Thursday, March 31, 2016

Graduation approaches


Hebrew started this week, so I think blog posts (assuming I remember to write them) are moving to Thursday.

As the title says, graduation doth approach, which means I am starting to feel kind of stressed out about my thesis.  Since I am, I'll write about that today.  It turns out that I did indeed decide to build my thesis on top of my good paper from last semester.  I'm just adjusting it slightly so that it's not a paper about 4QMMT anymore, but about a sociological analysis of Second Temple Jewish groups.

It's generally accepted now that during the Second Temple period, Judaism was moderately diverse and divided into different groups or sects and even to speak of "Judaisms."  Most analysis of these follows standard sociological constructs, in the vein of Max Weber or and Ernst Troeltsch. These scholars both built generally applicable sociological models to explain groups or sects in any human society.

One aspect of the Second Temple sects that I think has been overlooked is the importance that halakhah played in these groups' various self-definitions and also as a cause for sect formation in the first place.  I am using "halakhah" (הלכה) to refer not to the Torah itself, but to its interpretation and specifically practical interpretation.  The discovery of the documents known as 4QMMT at Qumran and the apparent attestation to a halakhic debate that also appears in the Mishnah invigorated study of the Qumran sect and their possible provenance, but I still think even Jewish scholars overlooked the importance of halakhah itself.

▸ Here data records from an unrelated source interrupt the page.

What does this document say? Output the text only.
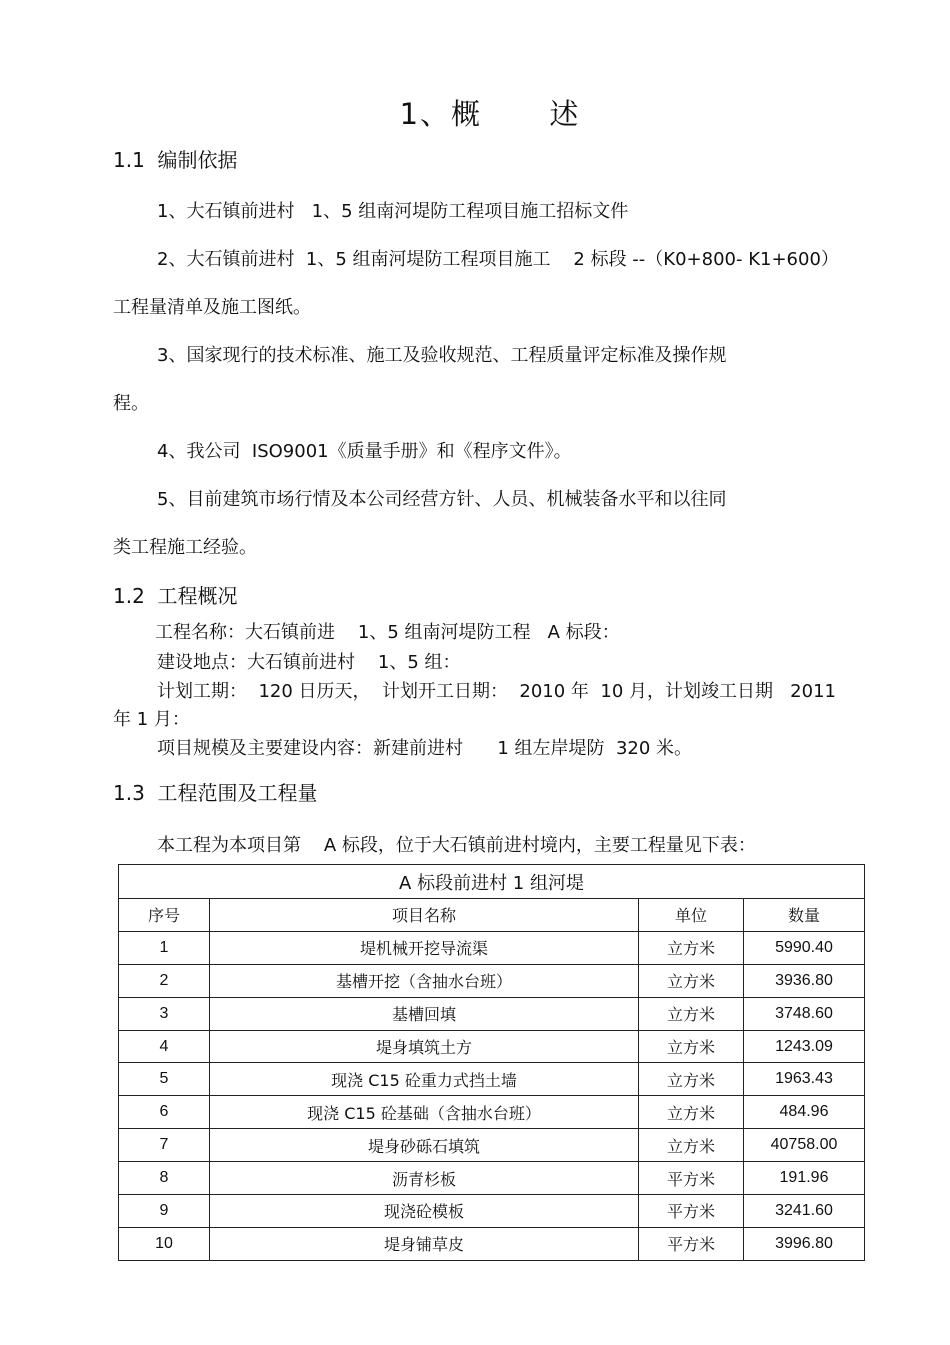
1、概      述
1.1  编制依据
1、大石镇前进村   1、5 组南河堤防工程项目施工招标文件
2、大石镇前进村  1、5 组南河堤防工程项目施工    2 标段 --（K0+800- K1+600）
工程量清单及施工图纸。
3、国家现行的技术标准、施工及验收规范、工程质量评定标准及操作规
程。
4、我公司  ISO9001《质量手册》和《程序文件》。
5、目前建筑市场行情及本公司经营方针、人员、机械装备水平和以往同
类工程施工经验。
1.2  工程概况
工程名称：大石镇前进    1、5 组南河堤防工程   A 标段：
建设地点：大石镇前进村    1、5 组：
计划工期：  120 日历天，  计划开工日期：  2010 年  10 月，计划竣工日期   2011
年 1 月：
项目规模及主要建设内容：新建前进村      1 组左岸堤防  320 米。
1.3  工程范围及工程量
本工程为本项目第    A 标段，位于大石镇前进村境内，主要工程量见下表：
A 标段前进村 1 组河堤			
序号	项目名称	单位	数量
1	堤机械开挖导流渠	立方米	5990.40
2	基槽开挖（含抽水台班）	立方米	3936.80
3	基槽回填	立方米	3748.60
4	堤身填筑土方	立方米	1243.09
5	现浇 C15 砼重力式挡土墙	立方米	1963.43
6	现浇 C15 砼基础（含抽水台班）	立方米	484.96
7	堤身砂砾石填筑	立方米	40758.00
8	沥青杉板	平方米	191.96
9	现浇砼模板	平方米	3241.60
10	堤身铺草皮	平方米	3996.80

I am arguing that halakhah was in some cases the cause of group/sect formation (as in the case of 4QMMT) and definitely one of the primary characteristics of self-definition.  Josephus tries to explain the Pharisees, Sadducees, and Essenes to his Gentile audience by making them look like Greek philosophical schools, but he cannot hide that many of the disagreements between the groups were halakhic in nature.  Even, I am arguing, the Jesus movement cared about halakhah, recorded their group's halakhic decisions, and cast Jesus as their group's halakhic authority.